Are 'Automatic Stabilizers' Possibly 'Automatic Destabilizers'?
Rudolf Richter*
Universitat des Saarlandes, Germany
Submitted: May 01, 2018; Published: May 07, 2018
*Corresponding author: Rudolf Richter, Universitat des Saarlandes, Germany, Email: r.richter@mx.uni-saarland.de
How to cite this article: Rudolf R. Are 'Automatic Stabilizers' Possibly 'Automatic Destabilizers'?. JOJ Mater Sci. 2018; 4(4): 555643. DOI: 10.19080/JOJMS.2018.04.555643
Opinion
Despite the demonstration that the adjustment from nonequilibrium to equilibrium states could not be guaranteed in the standard general equilibrium model, macroeconomics has persisted with the unwarranted assumption that the unfettered agents in an economy would somehow achieve such an adjustment. Alan Kirman [1]. The argument of the concept of automatic stabilizers runs as follows: Income taxation leads to a decrease in the investment multiplier. As a consequence, the multiplier becomes smaller and thus exogenous shocks on national income decline. Employment will be more stable Carry Brown [2]. However, that is no more than comparative static observations. Still, automatic stabilizers are understood that way up to date, i.e., that income taxes have a dampening effect on business fluctuations. But what exactly does 'dampening' of business fluctuations mean? To answer that question presupposes a mathematical model like that of Samuelson's paper on the 'Interaction between Multiplier Analysis and the Principle of Acceleration' (1939) [3]. Analytical solutions of simple macroeconomic systems have one advantage, for sure, namely to illustrate of what "stabilizing" an economy may mean. Thus, introducing, e.g., an income tax into an economy, represented by a simple model of linear difference equations with constant coefficients, may destabilize the model economy by increasing both the frequency and the amplitude of cycles Richter and Selten [4]. In other words, dynamic interpretations of 'comparative static' results may lead to wrong conclusions. Still, teachings in fiscal policy remain unimpressed. 'Automatic stabilizers' continue to be part of scientific policy advice. The arguments ofthe Bertelsmann Foundation [5] are illustrating that: It argues, stabilization in the event of symmetric shocks would be the task of the European Central Bank, while the smoothing of asymmetric shocks and diverging cyclical conditions would have to be taken care of by national fiscal policy. Interestingly to be noted: Keynesians, who deeply mistrust in the stabilizing effect of the price mechanism, believe firmly in the stabilizing effect of legal action: the introduction of an income tax.
References
- Kirman A (2016) Complexity and Economic Policy: A Paradigm Shift or a Change in Perspective? A Review Essay on David Colander and Roland Kupers's Complexity and the Art of Public Policy. Journal of Economic Literature 54(2): 534-572.

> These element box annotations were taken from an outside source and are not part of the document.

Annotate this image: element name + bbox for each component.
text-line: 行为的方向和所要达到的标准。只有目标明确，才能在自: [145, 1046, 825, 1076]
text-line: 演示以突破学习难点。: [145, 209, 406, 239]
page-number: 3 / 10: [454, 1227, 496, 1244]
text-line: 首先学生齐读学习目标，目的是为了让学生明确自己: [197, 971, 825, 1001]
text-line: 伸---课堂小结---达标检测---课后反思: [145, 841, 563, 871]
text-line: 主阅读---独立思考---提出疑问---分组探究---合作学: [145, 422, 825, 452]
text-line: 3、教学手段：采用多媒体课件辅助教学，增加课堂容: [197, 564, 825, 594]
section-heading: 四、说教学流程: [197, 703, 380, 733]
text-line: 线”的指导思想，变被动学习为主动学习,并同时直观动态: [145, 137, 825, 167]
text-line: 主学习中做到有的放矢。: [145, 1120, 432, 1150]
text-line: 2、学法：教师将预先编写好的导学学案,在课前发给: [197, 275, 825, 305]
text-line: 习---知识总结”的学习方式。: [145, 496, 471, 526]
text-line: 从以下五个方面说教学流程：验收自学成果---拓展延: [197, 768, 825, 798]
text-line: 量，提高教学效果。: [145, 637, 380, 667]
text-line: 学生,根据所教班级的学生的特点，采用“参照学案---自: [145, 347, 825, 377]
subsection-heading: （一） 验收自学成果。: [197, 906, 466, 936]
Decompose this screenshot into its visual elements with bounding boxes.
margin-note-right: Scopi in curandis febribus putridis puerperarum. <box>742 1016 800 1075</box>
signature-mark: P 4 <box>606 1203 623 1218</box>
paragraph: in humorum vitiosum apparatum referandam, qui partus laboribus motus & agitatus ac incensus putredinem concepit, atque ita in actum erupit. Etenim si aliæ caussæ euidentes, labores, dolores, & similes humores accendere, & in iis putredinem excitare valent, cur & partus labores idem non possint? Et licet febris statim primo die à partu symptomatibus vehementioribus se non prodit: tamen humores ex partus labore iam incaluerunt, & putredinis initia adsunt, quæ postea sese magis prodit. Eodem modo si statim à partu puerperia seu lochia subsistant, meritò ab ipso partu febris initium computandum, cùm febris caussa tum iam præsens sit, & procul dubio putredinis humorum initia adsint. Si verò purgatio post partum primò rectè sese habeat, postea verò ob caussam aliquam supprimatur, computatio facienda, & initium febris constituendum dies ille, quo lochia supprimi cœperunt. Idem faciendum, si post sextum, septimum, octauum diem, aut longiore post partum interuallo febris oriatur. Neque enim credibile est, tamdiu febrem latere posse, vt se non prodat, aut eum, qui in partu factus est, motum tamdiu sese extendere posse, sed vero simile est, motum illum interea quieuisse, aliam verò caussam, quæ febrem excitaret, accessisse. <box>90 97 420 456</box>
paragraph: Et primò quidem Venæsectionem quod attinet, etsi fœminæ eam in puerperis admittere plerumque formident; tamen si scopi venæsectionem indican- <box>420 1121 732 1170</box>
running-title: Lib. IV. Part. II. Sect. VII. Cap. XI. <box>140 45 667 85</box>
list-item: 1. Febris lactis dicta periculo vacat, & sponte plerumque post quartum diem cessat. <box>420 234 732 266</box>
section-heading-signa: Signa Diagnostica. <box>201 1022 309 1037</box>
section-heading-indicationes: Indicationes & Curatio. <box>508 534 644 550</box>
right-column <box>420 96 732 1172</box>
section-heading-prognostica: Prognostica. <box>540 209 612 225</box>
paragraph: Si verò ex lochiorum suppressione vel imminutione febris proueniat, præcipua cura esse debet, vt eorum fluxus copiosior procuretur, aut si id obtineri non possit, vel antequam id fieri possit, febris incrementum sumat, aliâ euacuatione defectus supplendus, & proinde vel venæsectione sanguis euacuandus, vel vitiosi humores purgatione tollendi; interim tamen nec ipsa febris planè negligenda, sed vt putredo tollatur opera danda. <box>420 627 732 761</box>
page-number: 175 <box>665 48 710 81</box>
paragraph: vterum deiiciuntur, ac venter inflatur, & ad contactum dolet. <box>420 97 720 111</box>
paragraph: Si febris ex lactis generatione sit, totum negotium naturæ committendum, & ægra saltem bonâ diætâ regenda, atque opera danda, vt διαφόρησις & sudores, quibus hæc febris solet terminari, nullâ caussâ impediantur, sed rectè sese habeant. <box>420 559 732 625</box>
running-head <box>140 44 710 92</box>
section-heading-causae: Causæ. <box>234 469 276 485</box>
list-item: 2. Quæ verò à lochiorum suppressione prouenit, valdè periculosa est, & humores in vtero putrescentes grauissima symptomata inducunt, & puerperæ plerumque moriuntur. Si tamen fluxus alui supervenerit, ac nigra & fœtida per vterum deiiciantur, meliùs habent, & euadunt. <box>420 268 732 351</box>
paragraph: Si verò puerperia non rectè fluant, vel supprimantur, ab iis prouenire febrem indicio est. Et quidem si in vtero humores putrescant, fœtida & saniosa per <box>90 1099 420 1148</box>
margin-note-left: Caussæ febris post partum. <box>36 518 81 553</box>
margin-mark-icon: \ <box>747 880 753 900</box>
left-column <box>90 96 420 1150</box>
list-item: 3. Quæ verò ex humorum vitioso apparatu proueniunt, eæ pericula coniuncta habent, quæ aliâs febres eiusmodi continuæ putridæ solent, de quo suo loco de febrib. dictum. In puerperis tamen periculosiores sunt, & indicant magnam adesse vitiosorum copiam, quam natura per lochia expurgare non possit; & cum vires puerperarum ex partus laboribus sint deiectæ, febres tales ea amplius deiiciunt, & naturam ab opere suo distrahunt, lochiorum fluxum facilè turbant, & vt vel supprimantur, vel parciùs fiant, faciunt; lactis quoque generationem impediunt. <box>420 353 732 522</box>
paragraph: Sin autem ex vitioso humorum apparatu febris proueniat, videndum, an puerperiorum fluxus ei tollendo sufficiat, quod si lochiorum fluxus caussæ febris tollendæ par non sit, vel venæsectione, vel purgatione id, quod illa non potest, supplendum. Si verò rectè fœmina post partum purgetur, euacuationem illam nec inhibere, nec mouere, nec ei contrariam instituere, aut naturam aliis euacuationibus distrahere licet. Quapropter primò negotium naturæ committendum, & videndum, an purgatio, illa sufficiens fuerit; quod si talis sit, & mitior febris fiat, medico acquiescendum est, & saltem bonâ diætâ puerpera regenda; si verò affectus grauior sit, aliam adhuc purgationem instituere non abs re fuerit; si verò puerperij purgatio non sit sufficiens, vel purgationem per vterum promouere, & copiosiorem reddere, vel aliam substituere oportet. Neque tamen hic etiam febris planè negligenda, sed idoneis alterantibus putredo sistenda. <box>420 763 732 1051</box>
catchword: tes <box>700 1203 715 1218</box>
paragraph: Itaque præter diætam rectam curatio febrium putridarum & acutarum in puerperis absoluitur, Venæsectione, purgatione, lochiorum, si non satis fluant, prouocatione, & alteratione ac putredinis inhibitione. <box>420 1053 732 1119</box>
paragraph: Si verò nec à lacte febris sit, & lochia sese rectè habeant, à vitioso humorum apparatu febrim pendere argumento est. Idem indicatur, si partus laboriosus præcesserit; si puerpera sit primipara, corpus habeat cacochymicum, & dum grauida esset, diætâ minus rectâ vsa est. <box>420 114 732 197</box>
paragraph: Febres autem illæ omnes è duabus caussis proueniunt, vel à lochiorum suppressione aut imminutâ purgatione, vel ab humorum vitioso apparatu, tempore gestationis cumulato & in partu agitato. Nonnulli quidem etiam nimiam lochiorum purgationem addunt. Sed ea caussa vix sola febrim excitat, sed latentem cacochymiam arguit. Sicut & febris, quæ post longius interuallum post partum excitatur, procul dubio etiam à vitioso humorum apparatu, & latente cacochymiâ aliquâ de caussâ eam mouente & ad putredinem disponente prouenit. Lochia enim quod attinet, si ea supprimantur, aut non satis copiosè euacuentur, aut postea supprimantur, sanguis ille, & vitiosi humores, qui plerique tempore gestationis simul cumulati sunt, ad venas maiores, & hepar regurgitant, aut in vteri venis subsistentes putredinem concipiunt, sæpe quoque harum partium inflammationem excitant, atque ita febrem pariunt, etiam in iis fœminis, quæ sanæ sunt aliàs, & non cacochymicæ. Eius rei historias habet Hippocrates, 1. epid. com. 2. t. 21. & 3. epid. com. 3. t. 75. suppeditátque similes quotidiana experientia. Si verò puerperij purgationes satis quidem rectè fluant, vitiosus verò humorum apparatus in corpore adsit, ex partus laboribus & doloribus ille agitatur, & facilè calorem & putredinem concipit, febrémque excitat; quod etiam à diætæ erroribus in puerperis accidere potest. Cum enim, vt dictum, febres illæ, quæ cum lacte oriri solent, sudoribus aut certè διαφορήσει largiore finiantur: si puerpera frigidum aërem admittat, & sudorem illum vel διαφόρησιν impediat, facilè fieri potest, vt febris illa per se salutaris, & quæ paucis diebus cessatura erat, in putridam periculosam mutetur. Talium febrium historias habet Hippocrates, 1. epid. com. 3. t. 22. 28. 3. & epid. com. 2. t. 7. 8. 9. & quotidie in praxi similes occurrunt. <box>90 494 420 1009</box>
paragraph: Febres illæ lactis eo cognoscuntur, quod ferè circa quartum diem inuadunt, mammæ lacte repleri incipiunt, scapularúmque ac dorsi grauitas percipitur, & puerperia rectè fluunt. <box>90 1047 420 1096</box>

- Brown EC (1955) The Static Theory of Automatic Fiscal Stabilization. The Journal of Political Economy 63: 427-441.
- Samuelson PA (1939) Interaction between Multiplier Analysis and the Principle of Acceleration. The Review of Economics and Statistics 21(2): 75-78.
- Richter R, Selten R (1963) Dynamische Theorie der Built-in-Flexibility. Zeitschrift fur die gesamte Staatswissenschaft 119(4): 565-578.
- Bertelsmann Stiftung (2013) Automatic Stabilizers at Euro Zone Level Written Statement by Aart De Geus, Chairman & CEO, Bertelsmann Stiftung. Gutersloh, p. 1-7.